In a follow-up of an average 3 years and 6 months, the mean frequency of treatment was 1.8 per case in our series. Surgery was performed in 17.9% of the cases in this study and according to logistic regression analysis. Complications occurred in 3 cases: 1 AVM and 2 VMs. In the AVM case, the complication was tissue necrosis due to fast flow leading to carriage of the injected absolute agent to peripheral sites; one massive facial VM resulted in an incomplete facial nerve, the buccal branch of the facial nerve, paralysis; and another VM case suffered continuous bleeding after sclerotherapy. Soft-tissue loss was observed in 68 of 573 cases (11.8%) and was greatest in AVMs, 42 of 143 cases (29.4%). Soft-tissue loss spontaneously recovered within 2.7 months, and the final rate was 28 of 573 cases (4.9%). Neuropathy was observed in 49 of 573 cases (8.6%), with VM demonstrating 30 of 273 cases (10.9%), and the final rate was 7 of 573 cases (1.2%) at 5.3 months.9 Our patients were assessed at least 1 year after the last treatment, and 1 of 19 AVMs (5.3%) demonstrated skin loss, in which the lesion lay along the digital vessels and injected absolute ethanol ran distally to the finger-tip.

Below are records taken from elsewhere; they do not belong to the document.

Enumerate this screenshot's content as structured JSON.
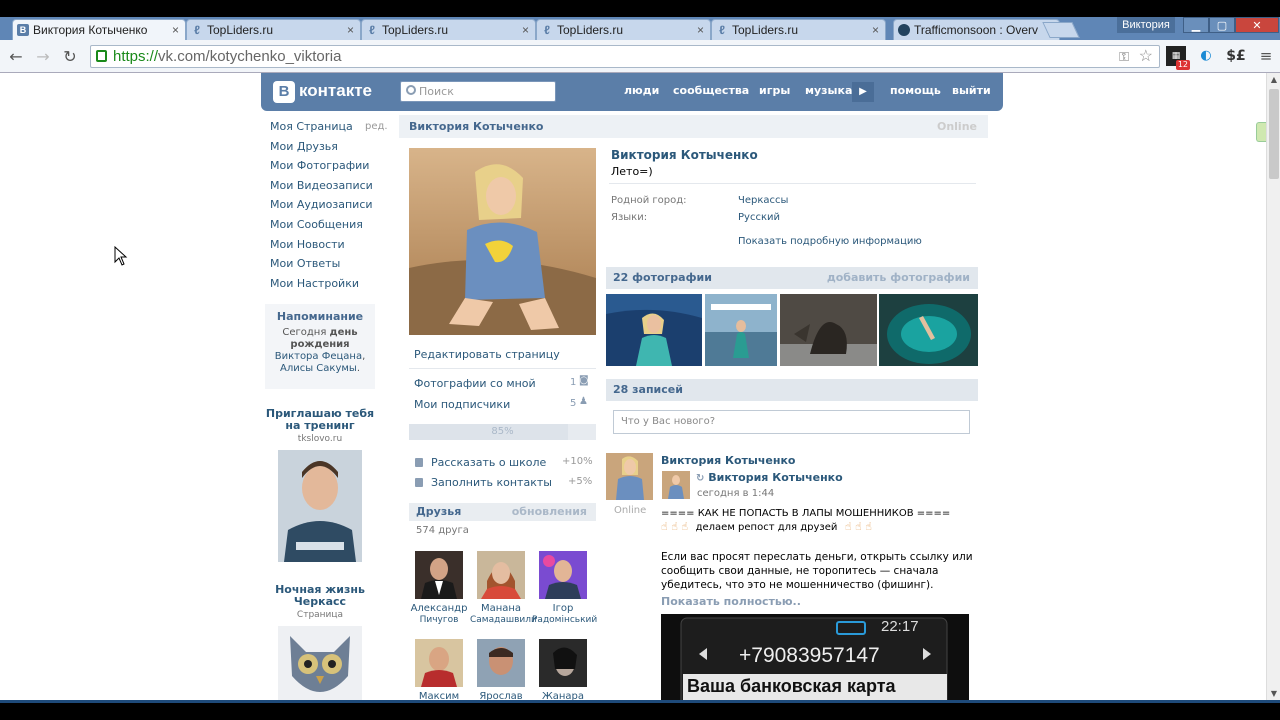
{
  "browser": {
    "tabs": [
      {
        "title": "Виктория Котыченко",
        "icon": "vk-icon"
      },
      {
        "title": "TopLiders.ru",
        "icon": "topliders-icon"
      },
      {
        "title": "TopLiders.ru",
        "icon": "topliders-icon"
      },
      {
        "title": "TopLiders.ru",
        "icon": "topliders-icon"
      },
      {
        "title": "TopLiders.ru",
        "icon": "topliders-icon"
      },
      {
        "title": "Trafficmonsoon : Overv",
        "icon": "trafficmonsoon-icon"
      }
    ],
    "window_user": "Виктория",
    "url_https": "https://",
    "url_rest": "vk.com/kotychenko_viktoria",
    "ext_badge": "12",
    "ext_currency": "$£"
  },
  "vk": {
    "logo": "контакте",
    "search_placeholder": "Поиск",
    "nav": [
      "люди",
      "сообщества",
      "игры",
      "музыка",
      "помощь",
      "выйти"
    ]
  },
  "left_menu": {
    "items": [
      "Моя Страница",
      "Мои Друзья",
      "Мои Фотографии",
      "Мои Видеозаписи",
      "Мои Аудиозаписи",
      "Мои Сообщения",
      "Мои Новости",
      "Мои Ответы",
      "Мои Настройки"
    ],
    "edit": "ред."
  },
  "reminder": {
    "title": "Напоминание",
    "text_a": "Сегодня ",
    "text_b": "день рождения ",
    "link1": "Виктора Фецана",
    "text_c": ", ",
    "link2": "Алисы Сакумы",
    "text_d": "."
  },
  "promo1": {
    "title": "Приглашаю тебя на тренинг",
    "sub": "tkslovo.ru"
  },
  "promo2": {
    "title": "Ночная жизнь Черкасс",
    "sub": "Страница"
  },
  "profile": {
    "header_name": "Виктория Котыченко",
    "header_status": "Online",
    "name": "Виктория Котыченко",
    "status": "Лето=)",
    "info": [
      {
        "k": "Родной город:",
        "v": "Черкассы"
      },
      {
        "k": "Языки:",
        "v": "Русский"
      }
    ],
    "show_more": "Показать подробную информацию",
    "edit": "Редактировать страницу",
    "photos_with_me": "Фотографии со мной",
    "photos_with_me_count": "1",
    "subscribers": "Мои подписчики",
    "subscribers_count": "5",
    "progress_label": "85%",
    "progress": 0.85,
    "tips": [
      {
        "label": "Рассказать о школе",
        "pct": "+10%"
      },
      {
        "label": "Заполнить контакты",
        "pct": "+5%"
      }
    ],
    "friends_header": "Друзья",
    "friends_updates": "обновления",
    "friends_count": "574 друга",
    "friends": [
      {
        "first": "Александр",
        "last": "Пичугов"
      },
      {
        "first": "Манана",
        "last": "Самадашвили"
      },
      {
        "first": "Ігор",
        "last": "Радомінський"
      },
      {
        "first": "Максим",
        "last": ""
      },
      {
        "first": "Ярослав",
        "last": ""
      },
      {
        "first": "Жанара",
        "last": ""
      }
    ]
  },
  "photos": {
    "header": "22 фотографии",
    "add": "добавить фотографии"
  },
  "wall": {
    "header": "28 записей",
    "placeholder": "Что у Вас нового?",
    "author": "Виктория Котыченко",
    "online": "Online",
    "repost_name": "Виктория Котыченко",
    "repost_date": "сегодня в 1:44",
    "line1": "==== КАК НЕ ПОПАСТЬ В ЛАПЫ МОШЕННИКОВ ====",
    "line2": "делаем репост для друзей",
    "body": "Если вас просят переслать деньги, открыть ссылку или сообщить свои данные, не торопитесь — сначала убедитесь, что это не мошенничество (фишинг).",
    "show_all": "Показать полностью..",
    "phone_number": "+79083957147",
    "phone_time": "22:17",
    "phone_caption": "Ваша банковская карта"
  },
  "colors": {
    "vk_blue": "#5b7ea8",
    "link": "#2b587a",
    "https_green": "#1a8a1a"
  }
}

The rate of neuropathy in VM was 1 of 85 cases (1.2%), which was a massive and enlarged lesion, the frequency was 6 times, and appearing facial nerve courses may have been masked, with both rates being very comparable. There were no complications related to surgery. When the patient’s satisfaction was greater, the complication rate was inversely correlated, with an OR of 0.13. In a cross-sectional study of 158 VMs, female gender (OR, 4.49; 95% CI, 1.24–16.28), no or delayed visualization of drainage vein (OR, 9.22; 95% CI, 1.79–47.51), and a well-defined margin on MRI (OR, 13.38; 95% CI, 2.84–63.12) were independent predictors of good responders on multivariate analysis.16
In AVM, angiographic types and treatment are recommended according to different accessibility to the lesion, such as transarterial access, direct puncture, and transvenous access.17
Further objective analyses of the margin of lesions and drainage veins for VMs in surgery and appropriate combinations with different access and pretreated AVMs should be defined and appropriate follow-up and definitive removal of the lesion should be carefully determined in relation to the timing of the therapy and methods.